Presentamos el caso clínico de una mujer de 74 años, sin alergias conocidas y con antecedentes médicos de bronquitis asmática, hipertensión arterial, portadora de marcapasos (desde hacía 5 años), e intervenida quirúrgicamente de prótesis valvular mitral (hacía 3 años) y cáncer de mama (dieciocho años antes). Seguía tratamiento habitual con acenocumarol, furosemida, bisoprolol, espironolactona, enalapril, pantoprazol y hierro oral. La paciente refería clínica de tres meses de evolución de cefalea occipital unilateral, irradiada a zona frontal y temporal, de tipo opresivo, que no cedía con analgésicos habituales y acompañada de astenia, hiporexia, pérdida ponderal de 10 Kg y claudicación mandibular intermitente. A la exploración física, destacaba palidez de mucosas. No se palpaban adenopatías. En el resto de la exploración física no se encontraron otros hallazgos significativos. La exploración neurológica fue normal. Se solicitaron como pruebas complementarias analítica de sangre y tomografía computarizada (TC) craneal. En la analítica no existía anemia y sí leucocitosis con neutrofilia. Asimismo se observó una glucemia de 128 mg/dl. La PCR fue de 3,99 mg/dl. La velocidad de sedimentación globular (VSG) fue de 83 mm (en la 1a hora). No se observaron otras alteraciones analíticas. En la TC craneal no se observaron lesiones ocupantes de espacio y sí una hiperostosis cortical frontoparietal interna. Con la sospecha inicial de arteritis de la arteria temporal, se inició tratamiento corticoideo con metilprednisolona a la dosis de 1 mg/Kg vía oral, mejorando la clínica inicial. Tres días después se realizó biopsia de la arteria temporal, confirmándose el diagnóstico anatomopatológico. A las cuarenta y ocho horas de dicha biopsia, la paciente refiere dolor intenso en la lengua, con aparición de lesión ulcerada en hemilengua derecha, realizándose cultivos microbiológicos, siendo negativos, TC cervical, donde se observaba tumoración de hemilengua derecha sin adenopatías y una biopsia de la misma, con el resultado de necrosis de coagulación de etiología isquémica. La paciente evolucionó favorablemente, resolviéndose la lesión lingual espontáneamente, siendo dada de alta, para realizar seguimiento y control de la evolución y el tratamiento en consultas externas.
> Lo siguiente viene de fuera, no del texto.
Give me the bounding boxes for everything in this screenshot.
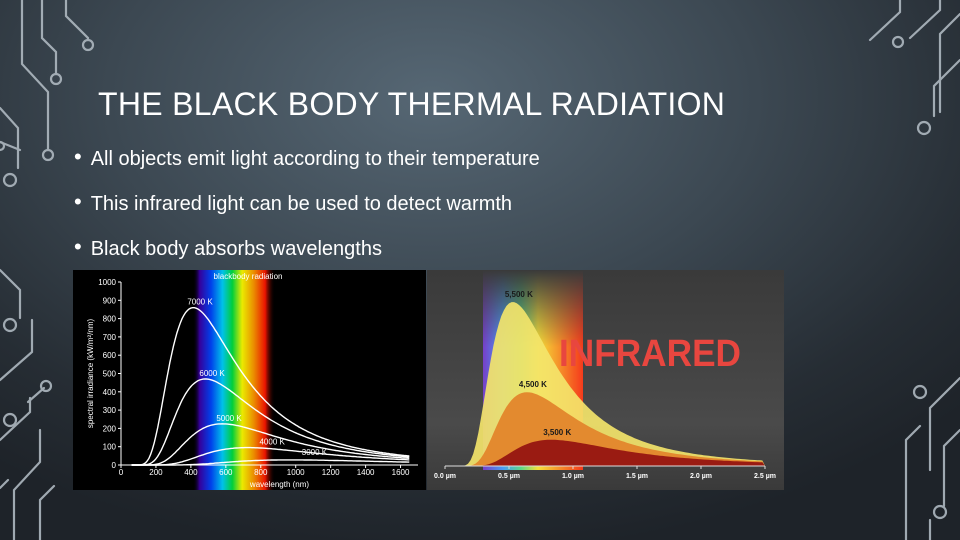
right-x-tick-label: 2.0 µm: [690, 473, 712, 480]
left-y-tick-label: 300: [103, 406, 117, 415]
left-y-tick-label: 400: [103, 388, 117, 397]
left-x-tick-label: 600: [219, 468, 233, 477]
slide-title: THE BLACK BODY THERMAL RADIATION: [98, 86, 726, 122]
left-x-axis-label: wavelength (nm): [249, 480, 309, 489]
left-series-label: 7000 K: [187, 298, 213, 307]
left-series-label: 6000 K: [199, 369, 225, 378]
left-series-line: [131, 446, 410, 466]
left-series-line: [131, 423, 410, 466]
left-y-tick-label: 200: [103, 424, 117, 433]
left-x-tick-label: 1400: [357, 468, 375, 477]
left-series-label: 4000 K: [259, 438, 285, 447]
bullet-dot-icon: •: [74, 234, 82, 259]
right-series-label: 5,500 K: [505, 290, 533, 299]
bullet-list: • All objects emit light according to the…: [74, 144, 540, 279]
blackbody-figure-svg: 0 100 200 300 400 500 600 700 800 900 1000 0 200 400 6…: [73, 270, 784, 490]
left-y-tick-label: 600: [103, 351, 117, 360]
bullet-text: Black body absorbs wavelengths: [90, 238, 382, 260]
right-x-tick-label: 0.5 µm: [498, 473, 520, 480]
right-chart: 5,500 K 4,500 K 3,500 K 0.0 µm 0.5 µm 1.0 µm 1…: [434, 290, 776, 480]
left-x-tick-label: 800: [254, 468, 268, 477]
left-y-tick-label: 100: [103, 443, 117, 452]
left-x-tick-label: 0: [119, 468, 124, 477]
left-series-line: [131, 459, 410, 466]
bullet-dot-icon: •: [74, 189, 82, 214]
bullet-item: • This infrared light can be used to dete…: [74, 189, 540, 234]
left-y-tick-label: 900: [103, 296, 117, 305]
left-y-tick-label: 500: [103, 370, 117, 379]
left-series-label: 5000 K: [216, 414, 242, 423]
left-series-line: [131, 378, 410, 466]
bullet-text: All objects emit light according to thei…: [90, 148, 540, 170]
left-y-tick-label: 0: [112, 461, 117, 470]
left-series-label: 3000 K: [302, 448, 328, 457]
left-x-tick-label: 400: [184, 468, 198, 477]
left-series-line: [131, 307, 410, 466]
left-y-axis-label: spectral irradiance (kW/m²/nm): [86, 318, 95, 428]
right-x-tick-label: 0.0 µm: [434, 473, 456, 480]
right-x-tick-label: 1.0 µm: [562, 473, 584, 480]
left-y-tick-label: 800: [103, 315, 117, 324]
blackbody-figure: 0 100 200 300 400 500 600 700 800 900 1000 0 200 400 6…: [73, 270, 784, 490]
bullet-dot-icon: •: [74, 144, 82, 169]
left-x-tick-label: 200: [149, 468, 163, 477]
right-series-label: 3,500 K: [543, 428, 571, 437]
left-x-tick-label: 1600: [392, 468, 410, 477]
left-y-tick-label: 1000: [98, 278, 116, 287]
left-chart: 0 100 200 300 400 500 600 700 800 900 1000 0 200 400 6…: [86, 272, 418, 489]
right-x-tick-label: 2.5 µm: [754, 473, 776, 480]
right-x-tick-label: 1.5 µm: [626, 473, 648, 480]
right-chart-title: INFRARED: [559, 333, 741, 375]
bullet-item: • Black body absorbs wavelengths: [74, 234, 540, 279]
left-chart-title: blackbody radiation: [214, 272, 283, 281]
right-series-area: [460, 439, 765, 466]
left-x-tick-label: 1200: [322, 468, 340, 477]
bullet-item: • All objects emit light according to the…: [74, 144, 540, 189]
bullet-text: This infrared light can be used to detec…: [90, 193, 513, 215]
left-y-tick-label: 700: [103, 333, 117, 342]
right-series-label: 4,500 K: [519, 380, 547, 389]
left-x-tick-label: 1000: [287, 468, 305, 477]
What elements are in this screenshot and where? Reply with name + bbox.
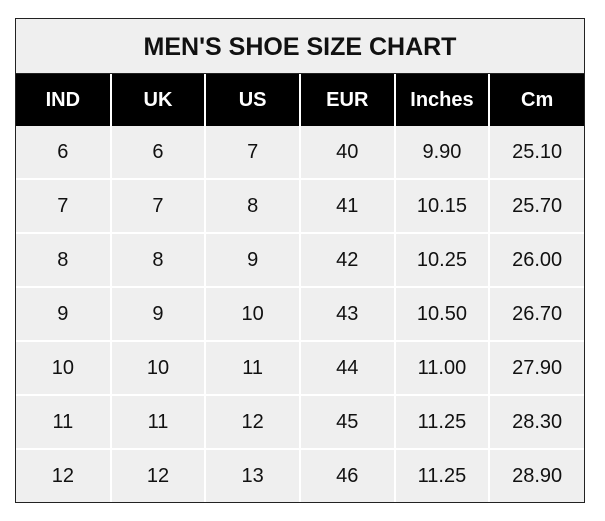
cell-ind: 6 [16,126,111,179]
cell-eur: 43 [298,286,395,341]
cell-eur: 40 [298,126,395,179]
cell-inches: 11.25 [393,394,490,449]
cell-eur: 46 [298,448,395,502]
cell-us: 9 [204,232,300,287]
cell-ind: 12 [16,448,111,502]
table-row: 11 11 12 45 11.25 28.30 [16,394,584,449]
cell-uk: 7 [109,178,206,233]
cell-inches: 10.50 [393,286,490,341]
cell-inches: 10.15 [393,178,490,233]
cell-us: 7 [204,126,300,179]
size-table: IND UK US EUR Inches Cm 6 6 7 40 9.90 25.10 7 7 8 41 10… [16,74,584,502]
column-header-eur: EUR [298,74,395,126]
cell-uk: 8 [109,232,206,287]
cell-ind: 10 [16,340,111,395]
size-chart: MEN'S SHOE SIZE CHART IND UK US EUR Inches Cm… [15,18,585,503]
table-row: 10 10 11 44 11.00 27.90 [16,340,584,395]
cell-cm: 25.10 [488,126,584,179]
table-row: 12 12 13 46 11.25 28.90 [16,448,584,502]
column-header-uk: UK [109,74,206,126]
cell-uk: 6 [109,126,206,179]
table-row: 8 8 9 42 10.25 26.00 [16,232,584,287]
cell-uk: 11 [109,394,206,449]
cell-inches: 9.90 [393,126,490,179]
cell-ind: 7 [16,178,111,233]
cell-ind: 8 [16,232,111,287]
header-row: IND UK US EUR Inches Cm [16,74,584,126]
cell-us: 12 [204,394,300,449]
cell-us: 10 [204,286,300,341]
cell-eur: 41 [298,178,395,233]
cell-cm: 28.30 [488,394,584,449]
column-header-inches: Inches [393,74,490,126]
cell-inches: 11.25 [393,448,490,502]
cell-cm: 27.90 [488,340,584,395]
table-row: 6 6 7 40 9.90 25.10 [16,126,584,179]
cell-cm: 26.70 [488,286,584,341]
column-header-us: US [204,74,300,126]
cell-ind: 11 [16,394,111,449]
cell-cm: 28.90 [488,448,584,502]
cell-inches: 10.25 [393,232,490,287]
cell-inches: 11.00 [393,340,490,395]
chart-title: MEN'S SHOE SIZE CHART [16,19,584,74]
cell-uk: 9 [109,286,206,341]
cell-eur: 45 [298,394,395,449]
column-header-ind: IND [16,74,111,126]
cell-cm: 25.70 [488,178,584,233]
table-row: 9 9 10 43 10.50 26.70 [16,286,584,341]
cell-eur: 44 [298,340,395,395]
cell-us: 11 [204,340,300,395]
column-header-cm: Cm [488,74,584,126]
cell-uk: 12 [109,448,206,502]
cell-uk: 10 [109,340,206,395]
cell-ind: 9 [16,286,111,341]
cell-us: 8 [204,178,300,233]
cell-eur: 42 [298,232,395,287]
cell-us: 13 [204,448,300,502]
table-row: 7 7 8 41 10.15 25.70 [16,178,584,233]
cell-cm: 26.00 [488,232,584,287]
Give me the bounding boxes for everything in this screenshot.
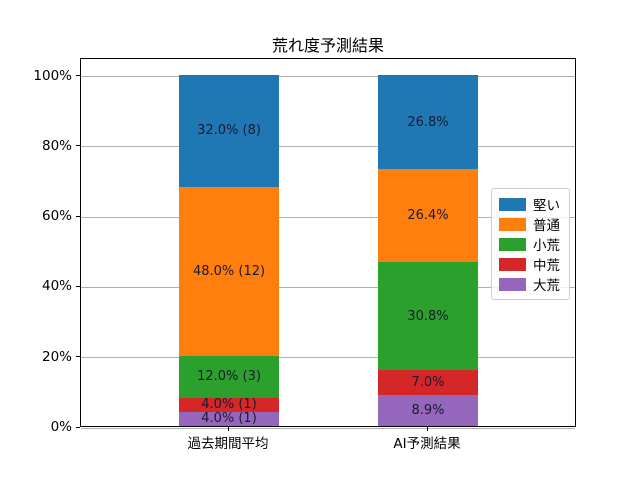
legend-label: 大荒 <box>533 278 560 294</box>
legend-item: 普通 <box>499 214 562 234</box>
bar-segment-label: 12.0% (3) <box>197 369 261 385</box>
chart-title: 荒れ度予測結果 <box>271 36 384 55</box>
x-axis-tick <box>427 427 428 431</box>
bar-segment-label: 32.0% (8) <box>197 123 261 139</box>
y-axis-tick <box>76 145 80 147</box>
y-axis-tick-label: 0% <box>50 419 72 435</box>
bar-segment-label: 7.0% <box>411 374 445 390</box>
bar-segment-label: 8.9% <box>411 402 445 418</box>
y-axis-tick-label: 60% <box>41 208 72 225</box>
bar-segment: 7.0% <box>378 370 478 395</box>
legend: 堅い普通小荒中荒大荒 <box>491 188 570 300</box>
legend-color-swatch <box>499 257 526 271</box>
gridline <box>81 76 575 78</box>
bar-segment: 8.9% <box>378 394 478 426</box>
gridline <box>81 216 575 218</box>
bar-segment: 26.8% <box>378 74 478 170</box>
y-axis-tick-label: 100% <box>33 67 72 84</box>
bar-segment: 12.0% (3) <box>179 355 279 398</box>
bar-segment: 4.0% (1) <box>179 397 279 413</box>
gridline <box>81 146 575 148</box>
stacked-bar: 8.9% 7.0% 30.8% 26.4% 26.8% <box>378 57 478 426</box>
legend-item: 大荒 <box>499 274 562 294</box>
bar-segment: 4.0% (1) <box>179 411 279 427</box>
legend-label: 中荒 <box>533 258 560 274</box>
y-axis-tick <box>76 215 80 217</box>
bar-segment: 48.0% (12) <box>179 187 279 356</box>
bar-segment-label: 4.0% (1) <box>201 397 257 413</box>
legend-label: 小荒 <box>533 238 560 254</box>
stacked-bar: 4.0% (1) 4.0% (1) 12.0% (3) 48.0% (12) 32.0%… <box>179 57 279 426</box>
bar-segment: 26.4% <box>378 169 478 262</box>
x-axis-tick <box>228 427 229 431</box>
bar-segment-label: 26.4% <box>407 208 449 223</box>
bar-segment-label: 4.0% (1) <box>201 411 257 427</box>
legend-item: 堅い <box>499 194 562 214</box>
legend-item: 中荒 <box>499 254 562 274</box>
legend-label: 普通 <box>533 218 560 234</box>
bar-segment-label: 26.8% <box>407 114 449 130</box>
y-axis-tick <box>76 426 80 428</box>
bar-segment: 32.0% (8) <box>179 74 279 188</box>
legend-color-swatch <box>499 217 526 231</box>
gridline <box>81 357 575 359</box>
y-axis-tick <box>76 285 80 287</box>
y-axis-tick <box>76 75 80 77</box>
legend-color-swatch <box>499 277 526 291</box>
x-axis-tick-label: AI予測結果 <box>393 436 461 452</box>
bar-segment-label: 48.0% (12) <box>192 263 266 279</box>
legend-color-swatch <box>499 197 526 211</box>
gridline <box>81 286 575 288</box>
legend-item: 小荒 <box>499 234 562 254</box>
gridline <box>81 427 575 429</box>
bar-segment-label: 30.8% <box>407 308 449 324</box>
y-axis-tick-label: 40% <box>41 278 72 295</box>
x-axis-tick-label: 過去期間平均 <box>187 436 269 452</box>
y-axis-tick-label: 20% <box>41 348 72 365</box>
legend-label: 堅い <box>533 198 560 214</box>
y-axis-tick <box>76 356 80 358</box>
y-axis-tick-label: 80% <box>41 137 72 154</box>
bar-segment: 30.8% <box>378 261 478 371</box>
legend-color-swatch <box>499 237 526 251</box>
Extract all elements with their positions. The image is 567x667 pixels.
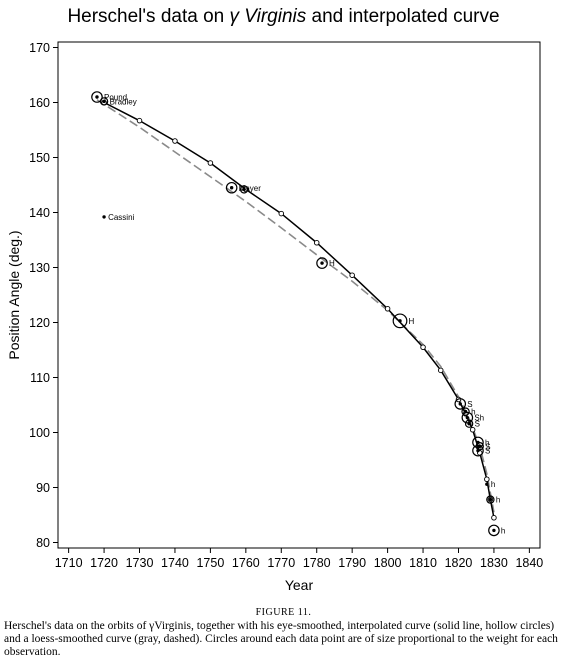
x-tick-label: 1820 xyxy=(445,556,473,570)
observation-point xyxy=(458,402,462,406)
x-tick-label: 1750 xyxy=(196,556,224,570)
x-axis: 1710 1720 1730 1740 1750 1760 1770 1780 1790 1800… xyxy=(55,548,543,570)
y-tick-label: 170 xyxy=(29,41,50,55)
weight-circle xyxy=(488,524,500,537)
plot-frame xyxy=(57,41,541,549)
interpolated-point xyxy=(172,138,178,144)
interpolated-point xyxy=(438,367,444,374)
interpolated-point xyxy=(384,306,391,312)
observation-label: S xyxy=(485,447,490,456)
interpolated-point xyxy=(136,117,143,124)
title-star-name: Virginis xyxy=(244,6,307,27)
y-tick-label: 160 xyxy=(29,96,50,110)
weight-circle xyxy=(454,398,467,410)
observation-label: S xyxy=(467,400,472,409)
weight-circle xyxy=(472,436,484,449)
caption-heading: FIGURE 11. xyxy=(255,607,312,618)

Dos meses después, la paciente acude a urgencias por debilidad en hemicuerpo derecho y alteración del lenguaje. A la exploración física la paciente presentaba hemiparesia derecha (balance motor de extremidad superior 3-/5 y extremidad inferior de 2/5), afasia global, paresia facial derecha y hemianopsia homónima derecha. En la TC craneal se observa un extenso infarto agudo isquémico en el territorio de la arteria cerebral media y arteria cerebral posterior izquierdas. En el electrocardiograma se observaba ritmo de marcapasos. En el estudio de coagulación, destacaba un INR de 1,48. No se realizaron otras pruebas complementarias como angiorresonancia magnética (RM) cerebral, ecografía-doppler transcraneal y de troncos supraaórticos, ni ecocardiograma (transtorácico ni transesofágico). La paciente fue remitida a un centro de larga estancia para realización de rehabilitación intensiva.